That Night We Were Ravenous John Steffler

That Night We Were Ravenous is a poem I am familiar with. However, it was not until I researched John Steffler and his philosophy on nature that it began to make sense to me. Originally, this was the poem Megan and I considered to present - the prospect of reading the fifth line in front of the class thwarted this idea.

What often draws a reader to a poem is its entry. “Driving from Stephenville in the late October / dusk - the road swooping and disappearing ahead” reminds me of Margaret Atwood’s frank, straightforward verse (1-2). Additionally, Steffler’s use of shorthand makes the poem personal and journal-like. It is for this reason I felt like being dropped into the middle of something that has already begun - like Kerouac's On The Road.

Immediately, I take note that the landscape is given agency.

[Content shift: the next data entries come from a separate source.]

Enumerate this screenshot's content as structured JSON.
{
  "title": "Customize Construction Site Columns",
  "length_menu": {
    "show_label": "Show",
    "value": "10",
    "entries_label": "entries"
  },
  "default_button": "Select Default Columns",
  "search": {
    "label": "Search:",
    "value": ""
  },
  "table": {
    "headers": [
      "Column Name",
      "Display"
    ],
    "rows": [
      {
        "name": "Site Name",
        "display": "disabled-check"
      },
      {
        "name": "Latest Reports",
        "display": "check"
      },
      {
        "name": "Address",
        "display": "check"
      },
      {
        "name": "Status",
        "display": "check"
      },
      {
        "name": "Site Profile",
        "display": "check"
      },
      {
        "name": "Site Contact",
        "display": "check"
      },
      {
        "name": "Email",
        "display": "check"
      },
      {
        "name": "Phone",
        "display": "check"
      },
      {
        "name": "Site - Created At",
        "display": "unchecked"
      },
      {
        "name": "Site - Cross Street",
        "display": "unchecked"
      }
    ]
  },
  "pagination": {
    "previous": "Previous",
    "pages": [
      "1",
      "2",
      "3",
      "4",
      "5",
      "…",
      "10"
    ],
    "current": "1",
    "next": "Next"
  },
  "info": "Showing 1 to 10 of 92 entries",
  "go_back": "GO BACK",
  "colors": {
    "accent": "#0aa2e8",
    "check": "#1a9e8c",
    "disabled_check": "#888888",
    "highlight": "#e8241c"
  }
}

The mountain comes alive and suddenly has urges to demonstrate its vitality to the speaker. The metamorphical transitions also remind me of Nocturnal Migrants, although the “landscape doing a moose, a cow / moose” was more difficult to wrap my head around. The relationship between humanity and nature is both obvious and subtle. For instance, by mentioning that “trees detached themselves from the shaggy shoulder and stepped in front of the car,” or that “a grove of legs startled” the pavement, it obviously demonstrates a person experiencing nature on a road trip, but subtly gives human anatomy to the natural world. The fluidity of Steffler’s writing is also confusing; though I have read this poem many times, only now do I realize that the trees detaching from the road’s shoulder are not the same entity that the speaker must swerve from moments later. Perhaps, by use of enjambment, fluidity between plants and animals is the point. The source of the accident is almost indistinguishable between a tree and a “hunchbacked horse” (11). Thus, the natural world is given unity.

Using “she” to describe nature threw me off the poem’s true meaning. I thought this poem was meant to pay homage to women and their power, or the way women can be unconventional, wild, unbound, and untamed. By sweeping readers on a rollicking journey through a variety of physical and emotional landscapes, I even thought this poem was describing a love-affair between the speaker and the natural world. I make everything more complicated than it needs to be. Now, I read “she” as Mother Nature. I suppose it is hard to come to this conclusion when Steffler uses a pronoun to represent an enlarged sense of the natural world and humanity.

What makes this poem really cool is Steffler’s philosophy. In an interview, he remarks that a great story is one that shows how humans deal or get along with what they can not control. This is the fundamental condition of reality, and it is present not only in the beginning - during the road swerving adventure - but every time Mother Nature is mentioned. Steffler also notes that wisdom tells us, though we have minds that desire to be divine, we are still creatures like everything else in nature. Mother Nature reminds us of this fact by coming forward as “our deaths” to say hello (31). For these reasons, I believe that landscape is not just a backdrop, but a living entity to which humans are connected. Nature is a kind of character with which we have a complex relationship with. Nature is also home, which is represented by “a mother wearing a brown sweater opening her arms” (39).

I think it is important to note that Steffler once said: “My mind is composed of what I perceive and have perceived and the broad environment in which I live.” He argues that his ego or sense of self is a layer of consciousness superimposed on a wider and deeper mind which is identical with “The World” or nature. This poem is like a meditation, a way of letting go of the ego consciousness. By letting the world fill one’s mind - or be one’s mind - sleep can arrive “deeper than ever” (57). In other words, peace is more easily achieved.

On a final note, “We entered one another like animals entering woods” is a line that reminds me of both The Hinterland and Nocturnal Migrants (56). In Hinterland, the animals lean over to drink from a pool that represents the mind of the speaker. In Migrants, the speaker faces a creature in the mirror that is really an enlightened version of himself. In all of these cases, the natural world is given as much agency as humans have, making their relationship equal and familiar - after all, animals are familiar with the woods. It is interesting to imagine nature as being either the animal or the forest in this situation, and vice versa with humans. In other words, nature can enter the self, and the self can enter nature. Hopefully this is a familiar forest, but something tells me that there is a lot left undiscovered.